Fuel prices may traditionally be one of the biggest costs facing motorists, however, drivers can expect to see low prices at the pumps for months to come, predicts one expert.
Despite car owners benefitting from oil prices that have plummeted by around 40 per cent since June, Mohamed A El-Erian from Bloomberg View expects that prices should remain low.
El-Erian told the BBC that there has been a “fundamental shift” in the oil industry, which we can expect to cause long-lasting effects. Leading this change is the fact that Saudi Arabia has decided against cutting oil production to increase revenues. This comes after the gulf nation lost out to rival oil producing countries when it attempted to do this in the past – and as new sources of oil, such as US shale fields now play a bigger role in the industry.

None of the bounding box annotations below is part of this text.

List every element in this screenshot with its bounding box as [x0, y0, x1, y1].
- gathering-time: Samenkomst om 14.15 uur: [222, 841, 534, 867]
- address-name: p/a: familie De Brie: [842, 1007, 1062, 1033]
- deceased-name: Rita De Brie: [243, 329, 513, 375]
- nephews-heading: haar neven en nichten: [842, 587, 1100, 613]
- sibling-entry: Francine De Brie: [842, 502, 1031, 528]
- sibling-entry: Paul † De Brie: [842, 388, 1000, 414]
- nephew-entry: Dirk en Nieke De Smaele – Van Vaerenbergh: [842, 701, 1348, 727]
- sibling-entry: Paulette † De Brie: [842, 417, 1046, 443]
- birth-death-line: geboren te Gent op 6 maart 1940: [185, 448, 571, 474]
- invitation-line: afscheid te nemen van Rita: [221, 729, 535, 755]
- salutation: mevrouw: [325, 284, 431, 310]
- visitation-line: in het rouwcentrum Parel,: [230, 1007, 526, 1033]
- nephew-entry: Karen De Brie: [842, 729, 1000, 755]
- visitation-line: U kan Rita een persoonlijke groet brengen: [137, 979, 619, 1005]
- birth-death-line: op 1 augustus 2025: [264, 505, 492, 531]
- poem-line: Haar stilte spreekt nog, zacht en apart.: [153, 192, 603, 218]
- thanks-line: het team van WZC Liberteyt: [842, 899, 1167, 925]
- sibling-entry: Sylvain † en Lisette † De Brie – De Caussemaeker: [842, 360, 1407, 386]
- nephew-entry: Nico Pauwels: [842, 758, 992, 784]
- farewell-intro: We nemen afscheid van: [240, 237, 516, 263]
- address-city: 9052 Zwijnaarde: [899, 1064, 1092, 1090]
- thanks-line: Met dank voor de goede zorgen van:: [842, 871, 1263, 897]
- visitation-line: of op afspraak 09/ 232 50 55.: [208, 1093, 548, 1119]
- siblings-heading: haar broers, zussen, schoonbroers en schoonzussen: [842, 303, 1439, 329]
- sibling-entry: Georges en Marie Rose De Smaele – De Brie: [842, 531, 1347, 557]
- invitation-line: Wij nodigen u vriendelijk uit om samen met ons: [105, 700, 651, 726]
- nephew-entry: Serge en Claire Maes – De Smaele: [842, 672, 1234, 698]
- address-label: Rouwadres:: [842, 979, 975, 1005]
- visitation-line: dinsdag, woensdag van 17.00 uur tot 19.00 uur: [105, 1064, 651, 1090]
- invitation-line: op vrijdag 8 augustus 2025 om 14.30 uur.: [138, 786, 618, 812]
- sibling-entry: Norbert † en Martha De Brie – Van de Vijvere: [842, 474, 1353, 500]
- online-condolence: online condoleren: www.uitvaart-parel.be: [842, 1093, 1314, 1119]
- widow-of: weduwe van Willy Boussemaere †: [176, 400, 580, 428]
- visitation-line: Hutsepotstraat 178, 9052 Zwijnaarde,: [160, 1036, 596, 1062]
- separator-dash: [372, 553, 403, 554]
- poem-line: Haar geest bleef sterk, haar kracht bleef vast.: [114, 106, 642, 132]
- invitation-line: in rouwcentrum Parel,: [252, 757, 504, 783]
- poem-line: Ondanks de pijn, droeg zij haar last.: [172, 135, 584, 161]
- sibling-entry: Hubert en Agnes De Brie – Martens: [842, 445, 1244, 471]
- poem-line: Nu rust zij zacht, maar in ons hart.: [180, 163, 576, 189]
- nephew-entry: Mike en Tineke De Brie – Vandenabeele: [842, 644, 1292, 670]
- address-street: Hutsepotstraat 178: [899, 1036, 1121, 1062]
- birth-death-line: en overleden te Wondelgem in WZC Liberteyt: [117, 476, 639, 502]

Low prices will lead to the gradual shutdown of what are now unprofitable oil fields and alternative energy supplies, and they will discourage investment in new capacity.
Thanks to a steady supply of oil from Saudi Arabia, the demand for affordable oil should keep prices low, in the near future at least. It will also have an impact on global politics, El-Erian adds: "Low prices will lead to the gradual shutdown of what are now unprofitable oil fields and alternative energy supplies, and they will discourage investment in new capacity. At the same time, they will encourage higher demand for oil."
While oil importing countries will benefit from lower prices, those whose economies rely on exporting oil – including Russia, Venezuela, Nigeria and Iraq – will lose out. The biggest effect on motorists – apart from having more money in their pockets – is that petrol models will be more attractive than pricier diesels in light of smaller differences in the cost of fuelling both.